Her words obviously resonated with voters, but her eight years in office featured one seemingly avoidable flap after another that left her with few allies or major accomplishments. In 1997, she raised hackles when she called the PTA a “liberal organization” and said she disagreed with many of the national association’s views on education. She similarly alienated the state’s main education groups.
In 1995, she pulled out of the Washington-based Council of Chief State School Officers, citing differences with some of the positions of the CCSSO. She later accused the group of “petty, partisan politics” when it wouldn’t allow her to attend a National Teacher of the Year ceremony it hosted in 1999 honoring a kindergarten teacher from Georgia.
During her first term, she also waged an ongoing battle with members of the state board of education. Monthly board meetings grew so contentious that then-Gov. Zell Miller, a Democrat, asked every member—most of whom he had hand-picked—to step down so he could appoint new members who would be more willing to work with Ms. Schrenko.
When Mr. Barnes became governor in 1999 and launched a school improvement initiative, Ms. Schrenko described it as a “power grab” and an effort to take her job away from her.

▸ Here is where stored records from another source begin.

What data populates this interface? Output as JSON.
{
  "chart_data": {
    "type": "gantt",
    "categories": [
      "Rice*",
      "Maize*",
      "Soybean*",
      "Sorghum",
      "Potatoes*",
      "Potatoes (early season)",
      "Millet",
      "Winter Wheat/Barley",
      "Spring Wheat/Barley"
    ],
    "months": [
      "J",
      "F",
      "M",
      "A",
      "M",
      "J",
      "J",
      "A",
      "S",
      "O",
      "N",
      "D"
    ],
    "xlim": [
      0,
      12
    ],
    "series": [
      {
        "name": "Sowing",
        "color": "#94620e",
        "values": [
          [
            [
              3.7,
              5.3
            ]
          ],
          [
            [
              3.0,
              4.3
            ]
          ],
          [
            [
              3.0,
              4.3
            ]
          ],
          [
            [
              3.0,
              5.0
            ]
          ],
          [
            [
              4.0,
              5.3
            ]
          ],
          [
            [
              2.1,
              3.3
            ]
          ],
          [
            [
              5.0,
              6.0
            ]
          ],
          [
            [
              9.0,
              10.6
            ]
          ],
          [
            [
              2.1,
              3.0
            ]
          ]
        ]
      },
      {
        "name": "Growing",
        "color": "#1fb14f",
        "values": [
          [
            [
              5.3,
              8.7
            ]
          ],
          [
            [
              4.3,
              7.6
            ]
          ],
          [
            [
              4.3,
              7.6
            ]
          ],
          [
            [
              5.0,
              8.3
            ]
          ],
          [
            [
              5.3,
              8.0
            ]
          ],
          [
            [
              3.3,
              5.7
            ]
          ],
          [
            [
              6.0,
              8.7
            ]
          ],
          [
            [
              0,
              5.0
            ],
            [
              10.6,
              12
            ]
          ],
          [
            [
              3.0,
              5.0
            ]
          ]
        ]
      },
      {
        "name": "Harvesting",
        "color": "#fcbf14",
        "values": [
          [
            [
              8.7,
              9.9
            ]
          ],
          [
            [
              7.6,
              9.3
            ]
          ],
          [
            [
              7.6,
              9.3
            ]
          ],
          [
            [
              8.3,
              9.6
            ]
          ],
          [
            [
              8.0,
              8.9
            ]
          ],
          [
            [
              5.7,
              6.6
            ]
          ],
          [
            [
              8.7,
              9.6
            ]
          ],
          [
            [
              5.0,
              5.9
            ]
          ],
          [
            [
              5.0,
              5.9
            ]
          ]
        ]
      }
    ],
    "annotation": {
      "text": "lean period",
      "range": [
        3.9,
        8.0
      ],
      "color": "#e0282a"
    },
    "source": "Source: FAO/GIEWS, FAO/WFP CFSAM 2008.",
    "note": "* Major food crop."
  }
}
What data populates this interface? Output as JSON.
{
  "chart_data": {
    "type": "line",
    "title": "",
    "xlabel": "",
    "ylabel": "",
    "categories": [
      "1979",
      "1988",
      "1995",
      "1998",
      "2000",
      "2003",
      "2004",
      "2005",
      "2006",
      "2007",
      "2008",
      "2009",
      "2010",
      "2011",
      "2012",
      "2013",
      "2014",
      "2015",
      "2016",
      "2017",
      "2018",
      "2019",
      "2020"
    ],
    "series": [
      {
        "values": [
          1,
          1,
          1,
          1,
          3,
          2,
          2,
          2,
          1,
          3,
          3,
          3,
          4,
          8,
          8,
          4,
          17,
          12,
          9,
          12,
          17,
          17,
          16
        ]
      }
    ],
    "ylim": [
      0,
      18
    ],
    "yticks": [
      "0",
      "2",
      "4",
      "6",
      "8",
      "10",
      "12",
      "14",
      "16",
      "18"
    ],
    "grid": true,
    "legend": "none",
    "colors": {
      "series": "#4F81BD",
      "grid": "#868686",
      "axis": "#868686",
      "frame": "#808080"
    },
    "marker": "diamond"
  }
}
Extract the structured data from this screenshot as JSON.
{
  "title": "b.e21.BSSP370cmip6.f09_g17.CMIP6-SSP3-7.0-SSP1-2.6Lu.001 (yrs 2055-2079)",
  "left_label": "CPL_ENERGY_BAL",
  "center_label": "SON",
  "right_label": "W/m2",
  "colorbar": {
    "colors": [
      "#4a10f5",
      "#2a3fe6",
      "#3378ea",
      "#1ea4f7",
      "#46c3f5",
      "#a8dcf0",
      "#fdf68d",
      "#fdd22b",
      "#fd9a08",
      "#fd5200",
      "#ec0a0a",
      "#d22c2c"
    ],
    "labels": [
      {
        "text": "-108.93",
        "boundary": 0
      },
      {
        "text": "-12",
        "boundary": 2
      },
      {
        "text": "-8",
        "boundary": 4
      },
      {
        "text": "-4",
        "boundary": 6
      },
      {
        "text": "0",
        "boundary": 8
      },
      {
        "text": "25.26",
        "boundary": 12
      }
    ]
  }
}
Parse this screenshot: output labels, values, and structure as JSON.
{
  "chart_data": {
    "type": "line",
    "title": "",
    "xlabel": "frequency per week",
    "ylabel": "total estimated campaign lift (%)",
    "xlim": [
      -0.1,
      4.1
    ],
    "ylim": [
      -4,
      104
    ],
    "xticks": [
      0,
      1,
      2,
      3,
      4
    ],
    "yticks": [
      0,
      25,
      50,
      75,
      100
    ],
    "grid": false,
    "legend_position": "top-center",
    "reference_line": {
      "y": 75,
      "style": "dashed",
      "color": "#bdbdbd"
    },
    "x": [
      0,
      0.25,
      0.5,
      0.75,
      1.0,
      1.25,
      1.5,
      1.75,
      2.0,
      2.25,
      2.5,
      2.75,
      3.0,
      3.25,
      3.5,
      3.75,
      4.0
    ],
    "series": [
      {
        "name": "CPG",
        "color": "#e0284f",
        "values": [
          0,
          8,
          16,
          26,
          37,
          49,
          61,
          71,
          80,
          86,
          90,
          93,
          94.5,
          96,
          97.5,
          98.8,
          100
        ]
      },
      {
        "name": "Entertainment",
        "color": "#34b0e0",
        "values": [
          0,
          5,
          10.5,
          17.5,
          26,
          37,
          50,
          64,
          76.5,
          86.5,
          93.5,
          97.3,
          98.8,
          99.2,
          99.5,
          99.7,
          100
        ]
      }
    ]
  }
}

As the end of her second term approached, local school officials complained that they couldn’t work with her department. Ms. Schrenko was rarely seen at her office and often didn’t attend state board meetings.
When Republican Kathy B. Cox took over the superintendency in 2003, one of her first priorities, she said, was to restore the broken relationship between the state education community and the department.